The Kindergarten photo was just that for me. The threshold.

But even having identified the moment, I found myself yearning for something tangible to help me make peace with the new normal. A few days after she started school, I printed out the picture and hung it above my desk.  

Every day I looked at it: big smile, backpack, apple sign.

It reminded me things were different now. That I could not run away from what is. That the feelings my body wanted to squeeze down just as I was about to click the photo bore the message:

this is grief.

Research has demonstrated that naming our experiences – the “name it to tame it” theory – can reduce internal tension and anxiety by up to 50%.

I was deeply relieved when I stumbled across Dr. Boss’s research and discovered that what I was experiencing had a name. If innocuous loss without closure was common enough to term it ambiguous loss, it meant I was not alone. And not alone meant that many (many) others had reconciled my exact situation.

Labeling this experience as a form of grief helped quiet my internal critic, too, who was working overtime to talk me out of my feelings.

“It’s not that big of a deal,” that judging voice kept saying. “It’s not like you’ve actually lost a child. She’s just going to school!”

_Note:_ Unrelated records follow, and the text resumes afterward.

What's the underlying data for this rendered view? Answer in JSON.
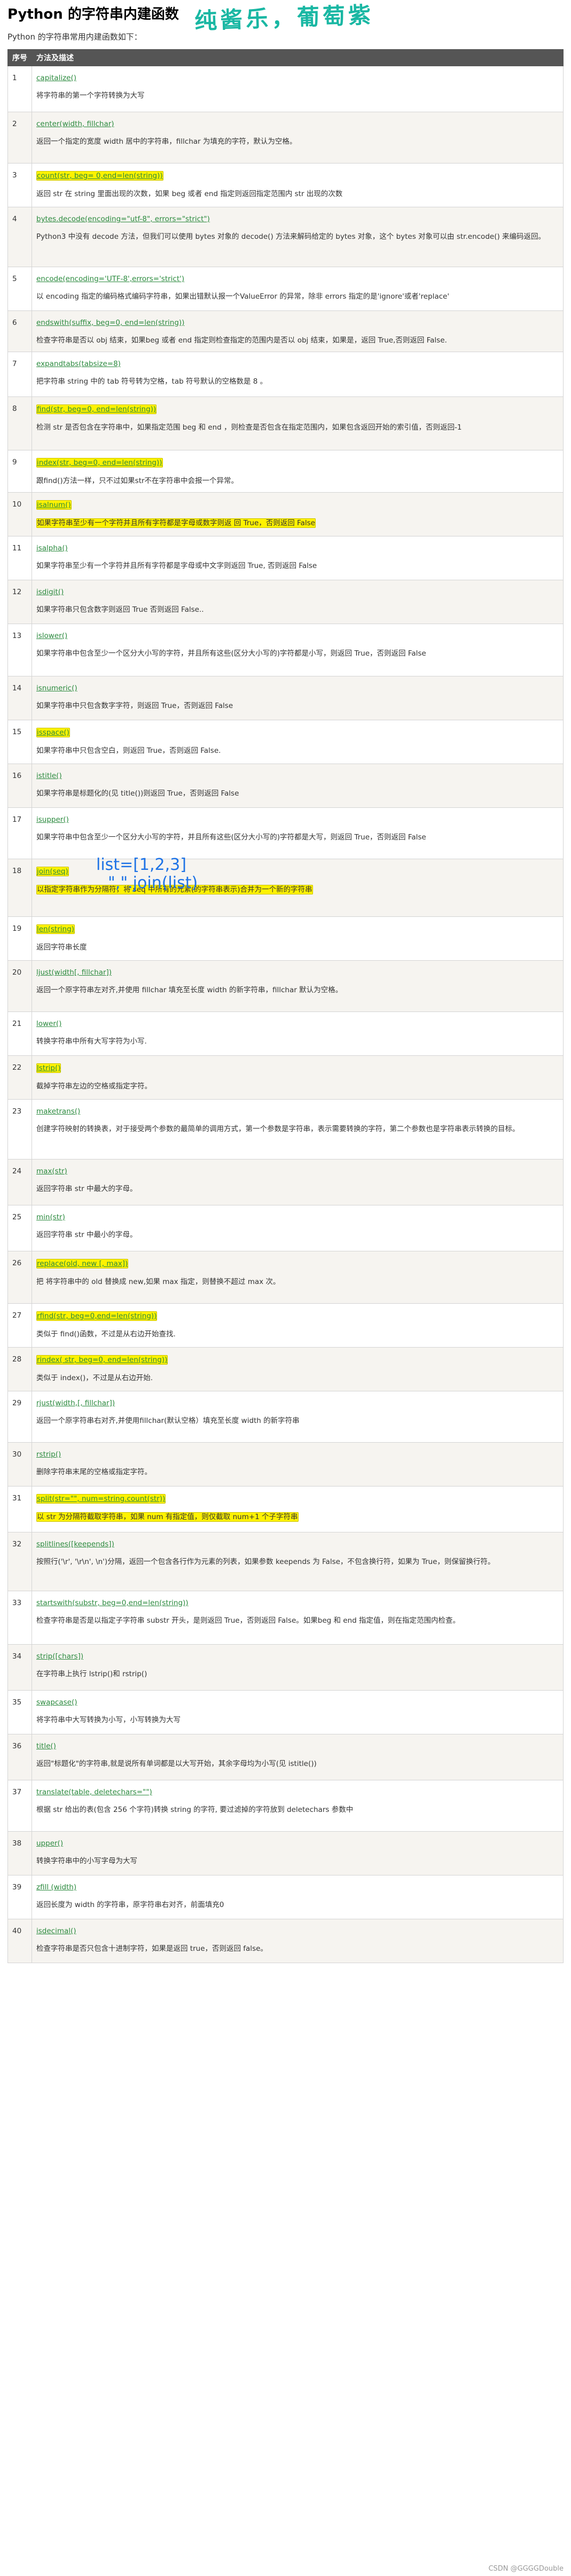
{
  "page": {
    "title": "Python 的字符串内建函数",
    "handwritten_note": "纯酱乐，葡萄紫",
    "intro": "Python 的字符串常用内建函数如下：",
    "header_num": "序号",
    "header_desc": "方法及描述",
    "footer": "CSDN @GGGGDouble"
  },
  "annotation": {
    "line1": "list=[1,2,3]",
    "line2": "\",\".join(list)"
  },
  "rows": [
    {
      "n": "1",
      "fn": "capitalize()",
      "desc": "将字符串的第一个字符转换为大写",
      "fn_hl": false,
      "desc_hl": false
    },
    {
      "n": "2",
      "fn": "center(width, fillchar)",
      "desc": "返回一个指定的宽度 width 居中的字符串，fillchar 为填充的字符，默认为空格。",
      "fn_hl": false,
      "desc_hl": false
    },
    {
      "n": "3",
      "fn": "count(str, beg= 0,end=len(string))",
      "desc": "返回 str 在 string 里面出现的次数，如果 beg 或者 end 指定则返回指定范围内 str 出现的次数",
      "fn_hl": true,
      "desc_hl": false
    },
    {
      "n": "4",
      "fn": "bytes.decode(encoding=\"utf-8\", errors=\"strict\")",
      "desc": "Python3 中没有 decode 方法，但我们可以使用 bytes 对象的 decode() 方法来解码给定的 bytes 对象，这个 bytes 对象可以由 str.encode() 来编码返回。",
      "fn_hl": false,
      "desc_hl": false
    },
    {
      "n": "5",
      "fn": "encode(encoding='UTF-8',errors='strict')",
      "desc": "以 encoding 指定的编码格式编码字符串，如果出错默认报一个ValueError 的异常，除非 errors 指定的是'ignore'或者'replace'",
      "fn_hl": false,
      "desc_hl": false
    },
    {
      "n": "6",
      "fn": "endswith(suffix, beg=0, end=len(string))",
      "desc": "检查字符串是否以 obj 结束，如果beg 或者 end 指定则检查指定的范围内是否以 obj 结束，如果是，返回 True,否则返回 False.",
      "fn_hl": false,
      "desc_hl": false
    },
    {
      "n": "7",
      "fn": "expandtabs(tabsize=8)",
      "desc": "把字符串 string 中的 tab 符号转为空格，tab 符号默认的空格数是 8 。",
      "fn_hl": false,
      "desc_hl": false
    },
    {
      "n": "8",
      "fn": "find(str, beg=0, end=len(string))",
      "desc": "检测 str 是否包含在字符串中，如果指定范围 beg 和 end ，则检查是否包含在指定范围内，如果包含返回开始的索引值，否则返回-1",
      "fn_hl": true,
      "desc_hl": false
    },
    {
      "n": "9",
      "fn": "index(str, beg=0, end=len(string))",
      "desc": "跟find()方法一样，只不过如果str不在字符串中会报一个异常。",
      "fn_hl": true,
      "desc_hl": false
    },
    {
      "n": "10",
      "fn": "isalnum()",
      "desc": "如果字符串至少有一个字符并且所有字符都是字母或数字则返 回 True，否则返回 False",
      "fn_hl": true,
      "desc_hl": true
    },
    {
      "n": "11",
      "fn": "isalpha()",
      "desc": "如果字符串至少有一个字符并且所有字符都是字母或中文字则返回 True, 否则返回 False",
      "fn_hl": false,
      "desc_hl": false
    },
    {
      "n": "12",
      "fn": "isdigit()",
      "desc": "如果字符串只包含数字则返回 True 否则返回 False..",
      "fn_hl": false,
      "desc_hl": false
    },
    {
      "n": "13",
      "fn": "islower()",
      "desc": "如果字符串中包含至少一个区分大小写的字符，并且所有这些(区分大小写的)字符都是小写，则返回 True，否则返回 False",
      "fn_hl": false,
      "desc_hl": false
    },
    {
      "n": "14",
      "fn": "isnumeric()",
      "desc": "如果字符串中只包含数字字符，则返回 True，否则返回 False",
      "fn_hl": false,
      "desc_hl": false
    },
    {
      "n": "15",
      "fn": "isspace()",
      "desc": "如果字符串中只包含空白，则返回 True，否则返回 False.",
      "fn_hl": true,
      "desc_hl": false
    },
    {
      "n": "16",
      "fn": "istitle()",
      "desc": "如果字符串是标题化的(见 title())则返回 True，否则返回 False",
      "fn_hl": false,
      "desc_hl": false
    },
    {
      "n": "17",
      "fn": "isupper()",
      "desc": "如果字符串中包含至少一个区分大小写的字符，并且所有这些(区分大小写的)字符都是大写，则返回 True，否则返回 False",
      "fn_hl": false,
      "desc_hl": false
    },
    {
      "n": "18",
      "fn": "join(seq)",
      "desc": "以指定字符串作为分隔符，将 seq 中所有的元素(的字符串表示)合并为一个新的字符串",
      "fn_hl": true,
      "desc_hl": true
    },
    {
      "n": "19",
      "fn": "len(string)",
      "desc": "返回字符串长度",
      "fn_hl": true,
      "desc_hl": false
    },
    {
      "n": "20",
      "fn": "ljust(width[, fillchar])",
      "desc": "返回一个原字符串左对齐,并使用 fillchar 填充至长度 width 的新字符串，fillchar 默认为空格。",
      "fn_hl": false,
      "desc_hl": false
    },
    {
      "n": "21",
      "fn": "lower()",
      "desc": "转换字符串中所有大写字符为小写.",
      "fn_hl": false,
      "desc_hl": false
    },
    {
      "n": "22",
      "fn": "lstrip()",
      "desc": "截掉字符串左边的空格或指定字符。",
      "fn_hl": true,
      "desc_hl": false
    },
    {
      "n": "23",
      "fn": "maketrans()",
      "desc": "创建字符映射的转换表，对于接受两个参数的最简单的调用方式，第一个参数是字符串，表示需要转换的字符，第二个参数也是字符串表示转换的目标。",
      "fn_hl": false,
      "desc_hl": false
    },
    {
      "n": "24",
      "fn": "max(str)",
      "desc": "返回字符串 str 中最大的字母。",
      "fn_hl": false,
      "desc_hl": false
    },
    {
      "n": "25",
      "fn": "min(str)",
      "desc": "返回字符串 str 中最小的字母。",
      "fn_hl": false,
      "desc_hl": false
    },
    {
      "n": "26",
      "fn": "replace(old, new [, max])",
      "desc": "把 将字符串中的 old 替换成 new,如果 max 指定，则替换不超过 max 次。",
      "fn_hl": true,
      "desc_hl": false
    },
    {
      "n": "27",
      "fn": "rfind(str, beg=0,end=len(string))",
      "desc": "类似于 find()函数，不过是从右边开始查找.",
      "fn_hl": true,
      "desc_hl": false
    },
    {
      "n": "28",
      "fn": "rindex( str, beg=0, end=len(string))",
      "desc": "类似于 index()，不过是从右边开始.",
      "fn_hl": true,
      "desc_hl": false
    },
    {
      "n": "29",
      "fn": "rjust(width,[, fillchar])",
      "desc": "返回一个原字符串右对齐,并使用fillchar(默认空格）填充至长度 width 的新字符串",
      "fn_hl": false,
      "desc_hl": false
    },
    {
      "n": "30",
      "fn": "rstrip()",
      "desc": "删除字符串末尾的空格或指定字符。",
      "fn_hl": false,
      "desc_hl": false
    },
    {
      "n": "31",
      "fn": "split(str=\"\", num=string.count(str))",
      "desc": "以 str 为分隔符截取字符串，如果 num 有指定值，则仅截取 num+1 个子字符串",
      "fn_hl": true,
      "desc_hl": true
    },
    {
      "n": "32",
      "fn": "splitlines([keepends])",
      "desc": "按照行('\\r', '\\r\\n', \\n')分隔，返回一个包含各行作为元素的列表，如果参数 keepends 为 False，不包含换行符，如果为 True，则保留换行符。",
      "fn_hl": false,
      "desc_hl": false
    },
    {
      "n": "33",
      "fn": "startswith(substr, beg=0,end=len(string))",
      "desc": "检查字符串是否是以指定子字符串 substr 开头，是则返回 True，否则返回 False。如果beg 和 end 指定值，则在指定范围内检查。",
      "fn_hl": false,
      "desc_hl": false
    },
    {
      "n": "34",
      "fn": "strip([chars])",
      "desc": "在字符串上执行 lstrip()和 rstrip()",
      "fn_hl": false,
      "desc_hl": false
    },
    {
      "n": "35",
      "fn": "swapcase()",
      "desc": "将字符串中大写转换为小写，小写转换为大写",
      "fn_hl": false,
      "desc_hl": false
    },
    {
      "n": "36",
      "fn": "title()",
      "desc": "返回\"标题化\"的字符串,就是说所有单词都是以大写开始，其余字母均为小写(见 istitle())",
      "fn_hl": false,
      "desc_hl": false
    },
    {
      "n": "37",
      "fn": "translate(table, deletechars=\"\")",
      "desc": "根据 str 给出的表(包含 256 个字符)转换 string 的字符, 要过滤掉的字符放到 deletechars 参数中",
      "fn_hl": false,
      "desc_hl": false
    },
    {
      "n": "38",
      "fn": "upper()",
      "desc": "转换字符串中的小写字母为大写",
      "fn_hl": false,
      "desc_hl": false
    },
    {
      "n": "39",
      "fn": "zfill (width)",
      "desc": "返回长度为 width 的字符串，原字符串右对齐，前面填充0",
      "fn_hl": false,
      "desc_hl": false
    },
    {
      "n": "40",
      "fn": "isdecimal()",
      "desc": "检查字符串是否只包含十进制字符，如果是返回 true，否则返回 false。",
      "fn_hl": false,
      "desc_hl": false
    }
  ]
}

Knowing this was grief-talk, I could identify it for what it was: bargaining. And if I was bargaining, I was working my way through the stages that come before acceptance. I had the validation I needed to treat my daughter going to Kindergarten with the same respect I would give any other form of grief:

I would have to feel my feelings. Share and process my experience with others to know I am not alone. Write. And, ritualize to let go.

*

And so, I did.

Over a cup of coffee, I looked back at the photo journal of my daughter as one, two, three, four-year-old: sitting in the circle at music class, waving a milkweed wand around the meadow to “make it fly,” laughing over a spilled apple sauce pouch at the beach, making fairy houses in the back yard. Watching animals in the clouds. Picnics. Watercolors. So much swinging.

Tears rolled down my cheeks. I let them.

After going through photos, I wrote my daughter a letter memorializing the time we had spent together inside the bubble of her baby, toddler and preschool years. I wrote about all the things we had done together, what privilege it had been to steward her through those years and how – of course – I would be there for all the new ages and stages. I told her that we would even make a Kindergarten chore chart together to foster independence and confidence.

“You will always be the apple of my eye,” I wrote to her. Signed it Love, Mom. 

I folded the letter into thirds and tucked the photograph inside. I dated it: November 30th, 2022. On the envelope, I pasted the poem at the beginning of this blog. I slipped the note inside the box of letters I am keeping for her.

And then, I trudged into the woods, as I often do when I need grace to transform my grief into acceptance. I knelt in front of my pine altar. I took the Kindergarten photo out of my pocket with a small, crisp apple. It was so…ripe. So, ready. It had just been a bud that spring, then a blossom, then a growing green, green-red, red-green, red fruit.

I placed it gently on the altar. Here, it would freeze, decompose, hopefully feed a hungry doe.

I said a prayer – to help me usher in the new despite the old not being gone in the definitive way we often think about loss. 

*

When I got back inside, I took a new apple from the refrigerator and set it on the counter.

That afternoon, after I picked my daughter up from Kindergarten, I would hand her the Big Girl (table) knife to slice it open for snack.